Centuri - Saint Florent

Centuri - Saint Florent

Je ne vais pas vous mentir, avec l’effort de la veille ce deuxième jour nous a paru plutôt difficile…

On commence l’étape par une montée assez ardue de 4 km pour quitter le port de Centuri et rejoindre la départementale. Ce qui est difficile sur toute cette portion, c’est que le parcours est une succession de montées bien marquées et de descentes au niveau de la mer. En revanche, le paysage est magnifique !

Cap Corse, entre Centuri et Nonza

Cap Corse, entre Centuri et Nonza

Avec le recul, je n’arrive pas à savoir si ça nous a paru difficile parce que ce n’était que notre deuxième jour et qu’on n’était pas encore totalement « chauds » ou si ça l’était vraiment. Je suis preneuse des commentaires des cyclotouristes qui seraient passés par là ! En tous cas, on a croisé un australien avec sacoches à l’avant et à l’arrière du vélo, qui venait du fin fond du Portugal, avait traversé l’Espagne et s’apprêtait à rejoindre l’Italie après son passage en Corse.

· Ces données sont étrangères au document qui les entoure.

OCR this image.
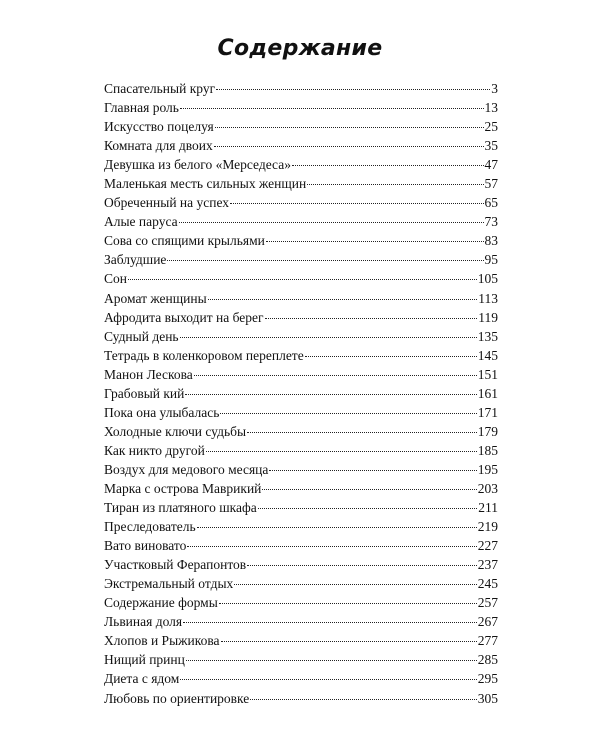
Содержание
Спасательный круг	3
Главная роль	13
Искусство поцелуя	25
Комната для двоих	35
Девушка из белого «Мерседеса»	47
Маленькая месть сильных женщин	57
Обреченный на успех	65
Алые паруса	73
Сова со спящими крыльями	83
Заблудшие	95
Сон	105
Аромат женщины	113
Афродита выходит на берег	119
Судный день	135
Тетрадь в коленкоровом переплете	145
Манон Лескова	151
Грабовый кий	161
Пока она улыбалась	171
Холодные ключи судьбы	179
Как никто другой	185
Воздух для медового месяца	195
Марка с острова Маврикий	203
Тиран из платяного шкафа	211
Преследователь	219
Вато виновато	227
Участковый Ферапонтов	237
Экстремальный отдых	245
Содержание формы	257
Львиная доля	267
Хлопов и Рыжикова	277
Нищий принц	285
Диета с ядом	295
Любовь по ориентировке	305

Il a déclaré que la Corse était la partie la plus difficile de son périple !

Entre Nonza et Saint Florent

Entre Nonza et Saint Florent

L’arrivée sur Saint Florent traîne un peu en longueur : l’étape se termine par une longue ligne droite qui en plus a le mauvais goût d’être un faux plat, puis la ville étant assez étendue, l’espoir d’être arrivé se dissipe après un ou deux km ! Le centre-ville n’est pas juste derrière le panneau Saint Florent, notez-le pour garder de l’énergie… Ici, en plus, on a choisi un camping à l’opposé de la route empruntée pour arriver… il s’agit du camping la Pinède, qui dispose d’une piscine très agréable. Les sanitaires sont corrects, mais les emplacements sont un peu boueux.

Au passage, n’oubliez pas le spray anti-moustique…

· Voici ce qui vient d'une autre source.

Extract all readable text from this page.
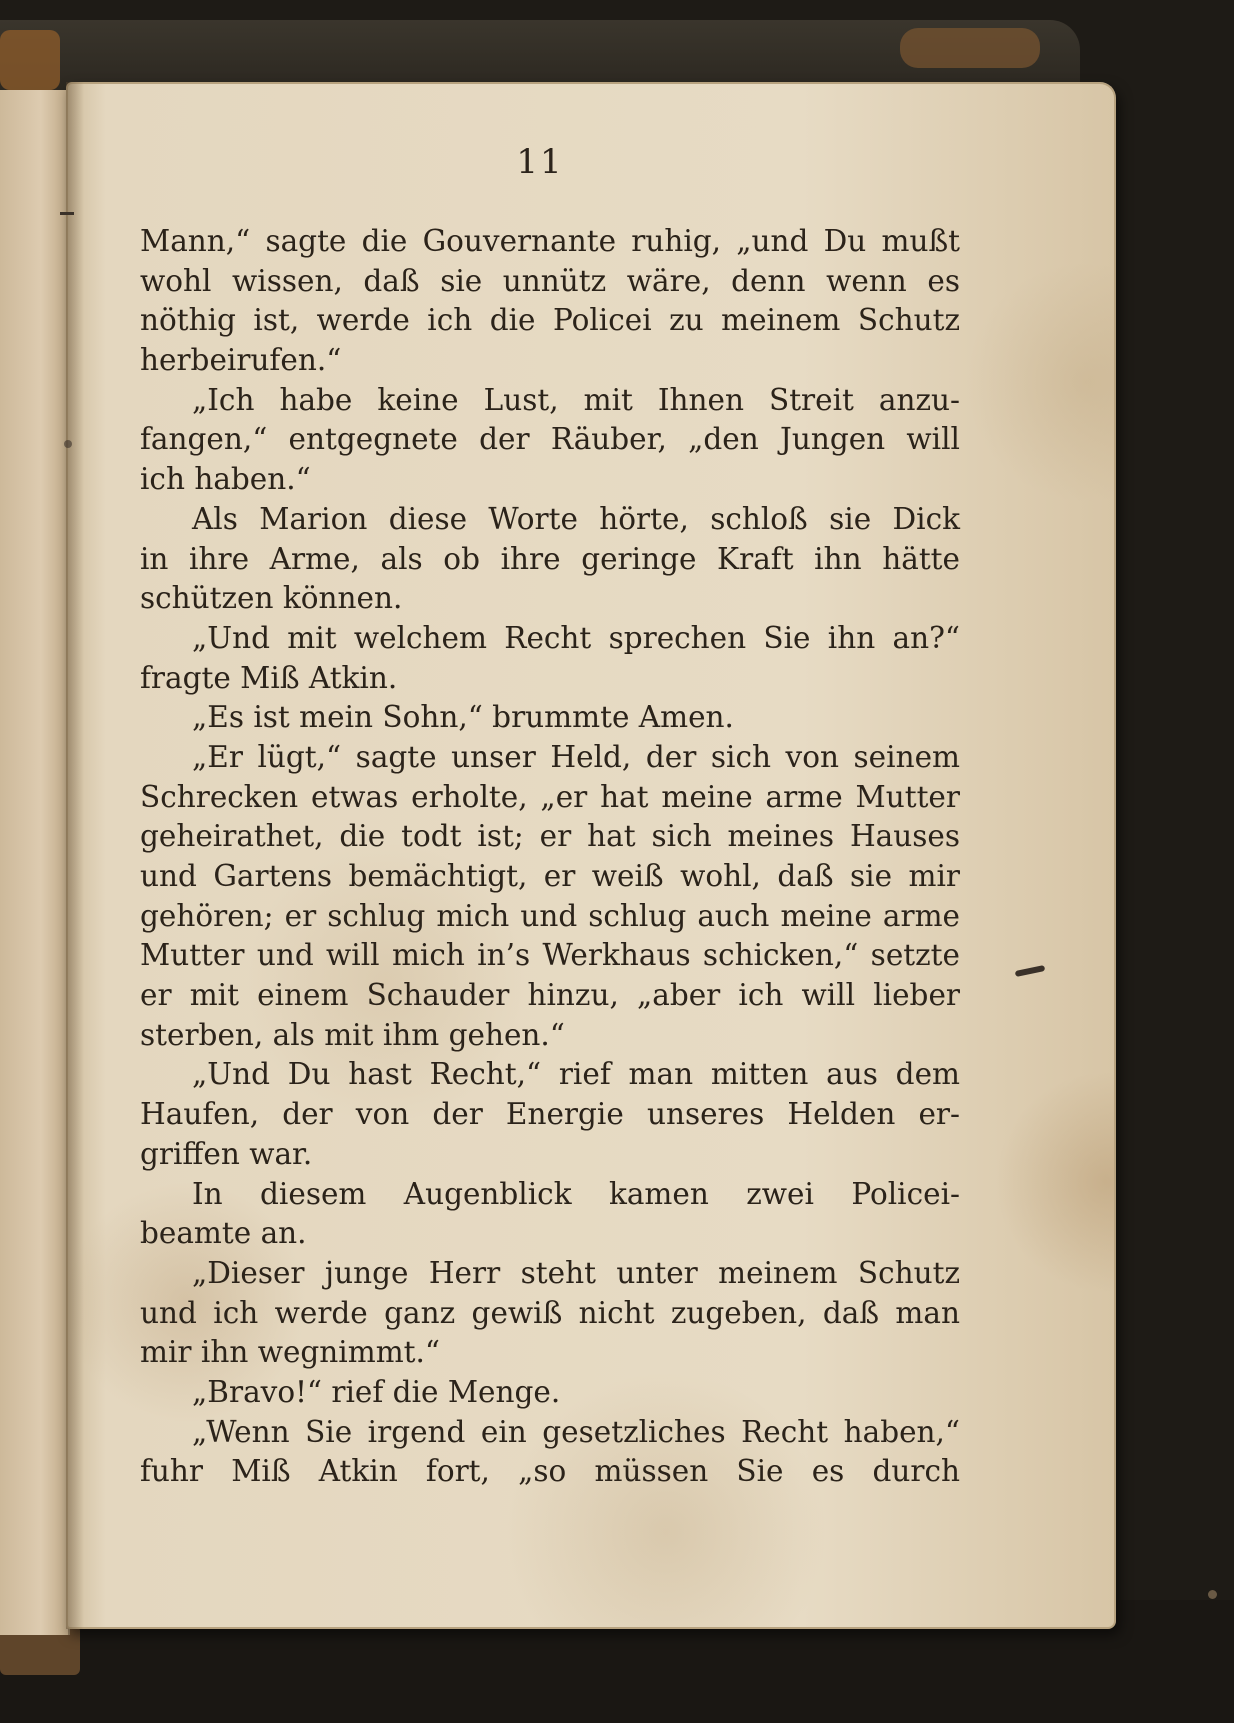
11
Mann,“ sagte die Gouvernante ruhig, „und Du mußt
wohl wissen, daß sie unnütz wäre, denn wenn es
nöthig ist, werde ich die Policei zu meinem Schutz
herbeirufen.“
„Ich habe keine Lust, mit Ihnen Streit anzu-
fangen,“ entgegnete der Räuber, „den Jungen will
ich haben.“
Als Marion diese Worte hörte, schloß sie Dick
in ihre Arme, als ob ihre geringe Kraft ihn hätte
schützen können.
„Und mit welchem Recht sprechen Sie ihn an?“
fragte Miß Atkin.
„Es ist mein Sohn,“ brummte Amen.
„Er lügt,“ sagte unser Held, der sich von seinem
Schrecken etwas erholte, „er hat meine arme Mutter
geheirathet, die todt ist; er hat sich meines Hauses
und Gartens bemächtigt, er weiß wohl, daß sie mir
gehören; er schlug mich und schlug auch meine arme
Mutter und will mich in’s Werkhaus schicken,“ setzte
er mit einem Schauder hinzu, „aber ich will lieber
sterben, als mit ihm gehen.“
„Und Du hast Recht,“ rief man mitten aus dem
Haufen, der von der Energie unseres Helden er-
griffen war.
In diesem Augenblick kamen zwei Policei-
beamte an.
„Dieser junge Herr steht unter meinem Schutz
und ich werde ganz gewiß nicht zugeben, daß man
mir ihn wegnimmt.“
„Bravo!“ rief die Menge.
„Wenn Sie irgend ein gesetzliches Recht haben,“
fuhr Miß Atkin fort, „so müssen Sie es durch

Histoire de ne pas être trop rudes avec nous-même, on a pris un jour de repos sur place le lendemain. Dans le coin, il y a quelques belles plages à visiter… on opte pour la facilité : en bateau pour la plage du Lodo (oui, on a renoncé à la randonnée de 5 heures ou au VTT dans le sentier rocailleux… nos vélos n’étaient pas adaptés ! et puis un jour de repos, c’est un jour de repos, quoi !)

Plage du Lodo

Plage du Lodo

La plage turquoise réserve quelques belles surprises, et le soir on a pu s’attaquer à deux ou trois spécialités corses comme la pizza au figatelli. Bon d’accord, italo-corse, la spécialité !!!

Pas besoin d’avoir une bête de concours pour se lancer dans le cyclotourisme en Corse. La première année, en 2001, j’avais pris le vieux VTC Carrefour 14 vitesses de mon adolescence. Fougue de la jeunesse, je cavalais loin devant ma comparse Annaïg : l’explication est simple, comme j’avais moins de vitesses, il fallait que je tienne un certain rythme pour avancer sans trop sentir la pression au niveau des cuisses !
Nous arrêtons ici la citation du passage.